Let us solve this issue on Strawberro 9, Beast, then we can both share in the misery of Galacdicator's Tangle's presence.

--Underlord Negavader

Indeed, red shirt. Perhaps there may be some protective nature to it. Take it off and drape it over its box.

Once you have doffed the jersey take me to your leader. Better yet, come here! I will press your nipple to hear that celestial voice again.

-- Beast, or you may now call me Pex (we are friends)

Never press another man's nipple.

--Underlord Negavader

Ani-won may or may not have snorted her coffee'een all over the control panel. She is wary of the Steem's synchronicity being so strong with the smell of perogies, underwear, body oil, and strawberries.

Carry on, followers of the Steem on the other side of the galaxy far, far away

Wow. Those buttcheeks most be a formidable sight to behold... swoons

I can ride a Blurrg going full tilt, hitting 100% of my targets with a two handed blaster, holding on with only my buttcheeks

  • Oh ya, Pex

I could squish him with my butt cheeks.

:D

Worked very hard on those buttcheeks... Can't find a bloody suit jacket the will sit right anymore...
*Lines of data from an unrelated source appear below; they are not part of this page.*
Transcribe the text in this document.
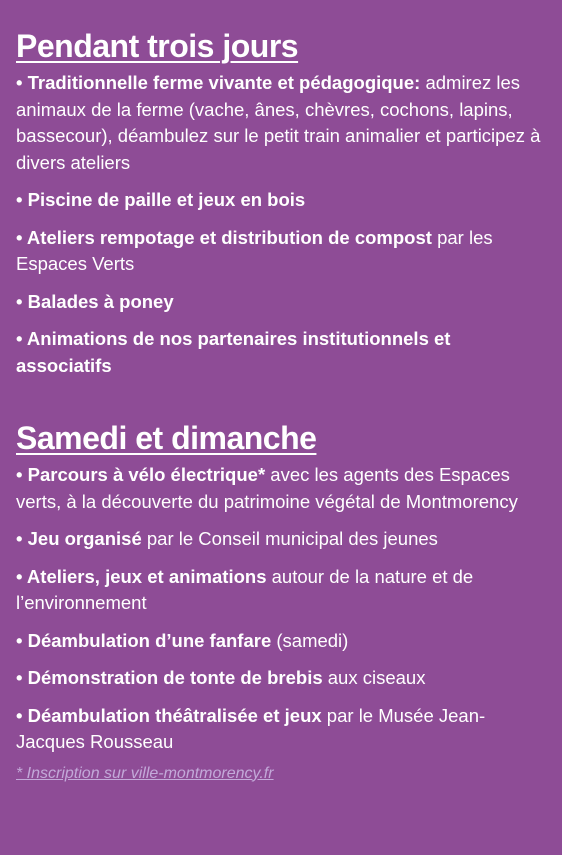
Pendant trois jours

• Traditionnelle ferme vivante et pédagogique: admirez les animaux de la ferme (vache, ânes, chèvres, cochons, lapins, bassecour), déambulez sur le petit train animalier et participez à divers ateliers

• Piscine de paille et jeux en bois

• Ateliers rempotage et distribution de compost par les Espaces Verts

• Balades à poney

• Animations de nos partenaires institutionnels et associatifs

Samedi et dimanche

• Parcours à vélo électrique* avec les agents des Espaces verts, à la découverte du patrimoine végétal de Montmorency

• Jeu organisé par le Conseil municipal des jeunes

• Ateliers, jeux et animations autour de la nature et de l’environnement

• Déambulation d’une fanfare (samedi)

• Démonstration de tonte de brebis aux ciseaux

• Déambulation théâtralisée et jeux par le Musée Jean-Jacques Rousseau

* Inscription sur ville-montmorency.fr
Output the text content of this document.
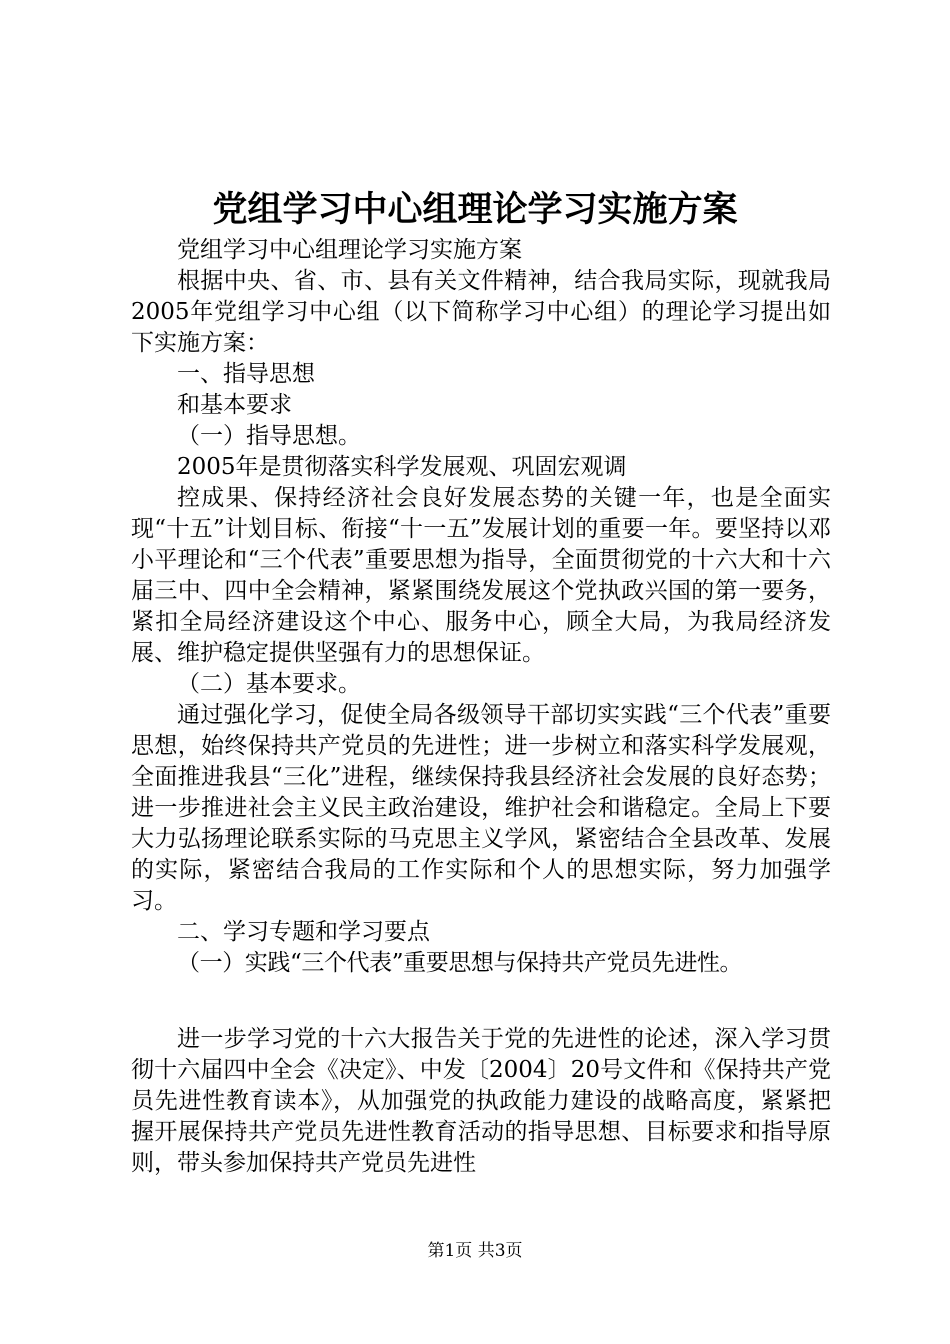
党组学习中心组理论学习实施方案

党组学习中心组理论学习实施方案

根据中央、省、市、县有关文件精神，结合我局实际，现就我局2005年党组学习中心组（以下简称学习中心组）的理论学习提出如下实施方案：

一、指导思想

和基本要求

（一）指导思想。

2005年是贯彻落实科学发展观、巩固宏观调

控成果、保持经济社会良好发展态势的关键一年，也是全面实现“十五”计划目标、衔接“十一五”发展计划的重要一年。要坚持以邓小平理论和“三个代表”重要思想为指导，全面贯彻党的十六大和十六届三中、四中全会精神，紧紧围绕发展这个党执政兴国的第一要务，紧扣全局经济建设这个中心、服务中心，顾全大局，为我局经济发展、维护稳定提供坚强有力的思想保证。

（二）基本要求。

通过强化学习，促使全局各级领导干部切实实践“三个代表”重要思想，始终保持共产党员的先进性；进一步树立和落实科学发展观，全面推进我县“三化”进程，继续保持我县经济社会发展的良好态势；进一步推进社会主义民主政治建设，维护社会和谐稳定。全局上下要大力弘扬理论联系实际的马克思主义学风，紧密结合全县改革、发展的实际，紧密结合我局的工作实际和个人的思想实际，努力加强学习。

二、学习专题和学习要点

（一）实践“三个代表”重要思想与保持共产党员先进性。

进一步学习党的十六大报告关于党的先进性的论述，深入学习贯彻十六届四中全会《决定》、中发〔2004〕20号文件和《保持共产党员先进性教育读本》，从加强党的执政能力建设的战略高度，紧紧把握开展保持共产党员先进性教育活动的指导思想、目标要求和指导原则，带头参加保持共产党员先进性

第1页 共3页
Lord have mercy. I'll probably never get any work done again, reading these installments. They're like Pringles--you can't have just one!!!

It's easy to roll following neg and tangle. Lots of tallent there... You are sooooo right. I can never put the can down after a few.

Oh my gosh XD This gets better and better!
"I could squish him with my butt cheeks." BWAHAH!!